There is also the Dunmore Proclamation, which promised enslaved people their permanent freedom if they fought for the crown. However, representing the English crown as a symbol of abolitionism ignores the fact that slavery had only been criminal in England proper by 1772 and remained legal across the empire until 1833.This inevitably exposed the project to misguided attempts to undermine its legitimacy, with the Heritage Foundation releasing a video to denounce the project by reasserting the same tired tropes that the Project sought to challenge in the first place.
To her credit, Hannah-Jones acknowledged the error and even expanded upon her thoughts with some revisions made on the claims of the American revolution. But the damage has been done.
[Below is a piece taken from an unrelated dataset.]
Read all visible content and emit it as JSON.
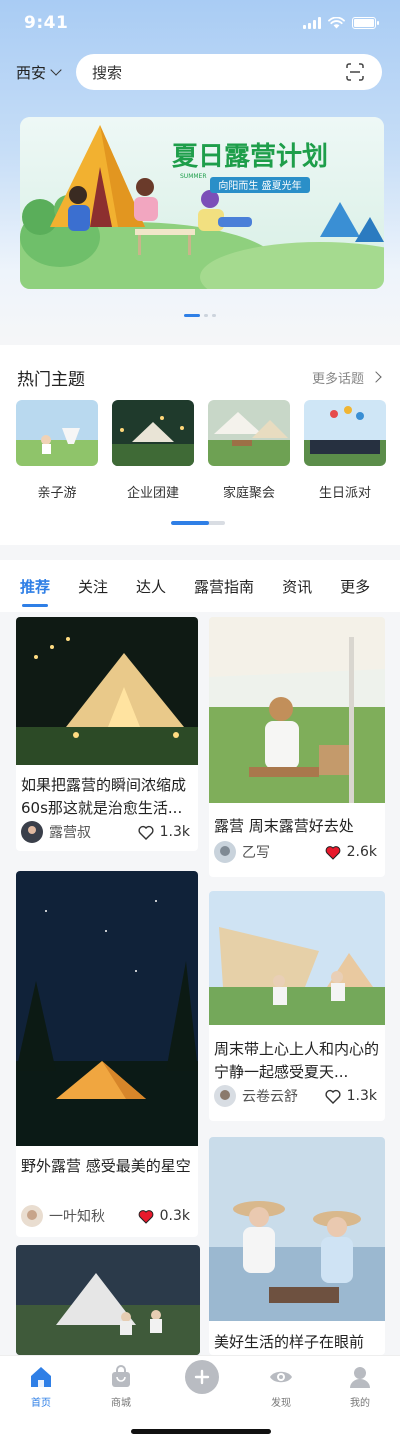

So, where does that leave the 1619 Project? Was it just some failed revisionist attempt to misrepresent history? Should it be abandoned? In my humble opinion, the answer to both those questions is an unequivocal no. The 1619 Project was an honest, albeit flawed attempt to pull back the curtain on many of the orthodox misrepresentations of American history that have fed Americans a rosy picture that does not reflect reality. The 1619 Project’s errors aside, it was a step in the right direction. It was and still is a sorely needed addition to the public’s understanding of history. Whereas others may wish to end the project, I propose the opposite. The project should continue, but it should take care to avoid similar mistakes in the future. As Professor Leslie Harris of Northwestern University put it:
…the 1619 Project is a much-needed corrective to the blindly celebratory histories that once dominated our understanding of the past—histories that wrongly suggested racism and slavery were not a central part of U.S. history.
If America is to ever grow beyond its past sins, it must first look inward and face them, and Hannah-Jones’ project is a critical part of that enterprise.